For a few seconds, the living statue did not respond. She relaxed her arms and shook sticky liquid off of her face, coughing out what had gone into her mouth. At last she responded, “Sweet liquor? Some sort of prank? Either you take me for a fool or you underestimate my resistance to this weak acid with which you have soaked me. Now come and fight me with dignity!”
But when she looked around, the guardian of Sainte Decius’ Cathedral saw nobody. She raised her swords around her to guard from any sneak attacks and prepared to shout her challenge again, but before she could say anything a huge boom rocked the building.
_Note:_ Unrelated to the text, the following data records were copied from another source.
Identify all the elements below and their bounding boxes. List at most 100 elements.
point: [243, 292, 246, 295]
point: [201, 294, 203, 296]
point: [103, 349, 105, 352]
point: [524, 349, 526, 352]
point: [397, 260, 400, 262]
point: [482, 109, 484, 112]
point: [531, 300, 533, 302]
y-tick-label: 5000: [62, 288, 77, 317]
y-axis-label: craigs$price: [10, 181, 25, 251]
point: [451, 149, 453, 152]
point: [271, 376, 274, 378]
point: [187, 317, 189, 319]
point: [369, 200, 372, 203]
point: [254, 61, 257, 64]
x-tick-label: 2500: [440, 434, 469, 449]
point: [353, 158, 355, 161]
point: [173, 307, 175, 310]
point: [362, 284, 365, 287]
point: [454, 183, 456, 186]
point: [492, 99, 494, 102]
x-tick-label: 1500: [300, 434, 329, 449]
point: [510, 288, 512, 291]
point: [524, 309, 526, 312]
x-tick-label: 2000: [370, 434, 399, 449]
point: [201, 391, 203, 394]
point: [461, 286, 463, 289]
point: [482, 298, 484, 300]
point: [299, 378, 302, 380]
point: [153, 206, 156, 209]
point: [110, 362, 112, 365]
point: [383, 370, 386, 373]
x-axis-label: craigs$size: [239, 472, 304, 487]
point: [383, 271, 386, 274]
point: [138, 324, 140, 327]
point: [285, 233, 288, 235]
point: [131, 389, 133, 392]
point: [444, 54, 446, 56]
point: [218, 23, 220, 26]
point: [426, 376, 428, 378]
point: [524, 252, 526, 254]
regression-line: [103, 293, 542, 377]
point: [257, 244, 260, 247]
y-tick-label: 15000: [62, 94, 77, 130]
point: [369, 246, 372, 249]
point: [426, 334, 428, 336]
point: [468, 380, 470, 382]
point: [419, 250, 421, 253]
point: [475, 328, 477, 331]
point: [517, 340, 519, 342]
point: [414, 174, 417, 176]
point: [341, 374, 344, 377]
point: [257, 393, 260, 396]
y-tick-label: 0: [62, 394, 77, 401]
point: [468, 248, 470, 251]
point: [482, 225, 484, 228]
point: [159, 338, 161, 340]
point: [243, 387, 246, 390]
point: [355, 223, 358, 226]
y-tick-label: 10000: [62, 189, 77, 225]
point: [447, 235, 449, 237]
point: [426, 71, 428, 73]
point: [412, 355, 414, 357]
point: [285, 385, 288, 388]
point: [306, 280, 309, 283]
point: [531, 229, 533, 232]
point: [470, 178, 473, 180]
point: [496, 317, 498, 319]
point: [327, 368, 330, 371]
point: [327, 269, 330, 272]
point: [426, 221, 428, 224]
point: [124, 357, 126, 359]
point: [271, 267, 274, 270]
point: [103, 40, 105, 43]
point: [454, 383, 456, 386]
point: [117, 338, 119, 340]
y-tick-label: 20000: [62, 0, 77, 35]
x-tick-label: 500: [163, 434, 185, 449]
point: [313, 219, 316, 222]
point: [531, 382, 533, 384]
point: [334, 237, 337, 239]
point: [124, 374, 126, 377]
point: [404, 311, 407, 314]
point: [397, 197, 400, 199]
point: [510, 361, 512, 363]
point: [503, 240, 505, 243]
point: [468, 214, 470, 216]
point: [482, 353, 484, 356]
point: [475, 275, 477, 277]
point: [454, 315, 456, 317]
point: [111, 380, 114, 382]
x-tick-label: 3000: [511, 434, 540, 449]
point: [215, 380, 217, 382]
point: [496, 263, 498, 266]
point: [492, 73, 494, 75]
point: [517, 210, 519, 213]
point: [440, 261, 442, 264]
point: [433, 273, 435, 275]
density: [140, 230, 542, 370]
“See now what you have done?” Pritha Prithvi yelled as the sound subsided, still standing shakily on the church pew. “That could only be the sound of the demon you have awakened! Now it is destroying everything in its wake. I must remove its evil magic from the world, but first I shall kill those who unleashed this monster. Now come, human trickster, and let us have a fair fight!”
Mel popped out from the back of the church, having crawled back to avoid detection. He pulled open the door where Pritha Prithvi had stood guard only last evening, grimacing mockingly. “See, you’re asking me to fight fair, which is all well and good if you’ve never actually been in a fight. As much as I’d love an honorable confrontation, I’d also like to not die. If I fight you head-on, I am going to get slaughtered. So ask all you’d like, but I’m not going to get all huffy and challenge you to a game of who-can-abide-by-the-unspoken-rules-of-battle.”
With that, Mel stepped outside and ran as fast as he could, scared out of his mind that he was going to die very, very soon. Instead, he collapsed, breathless, behind the nearest tree large enough to hide his body.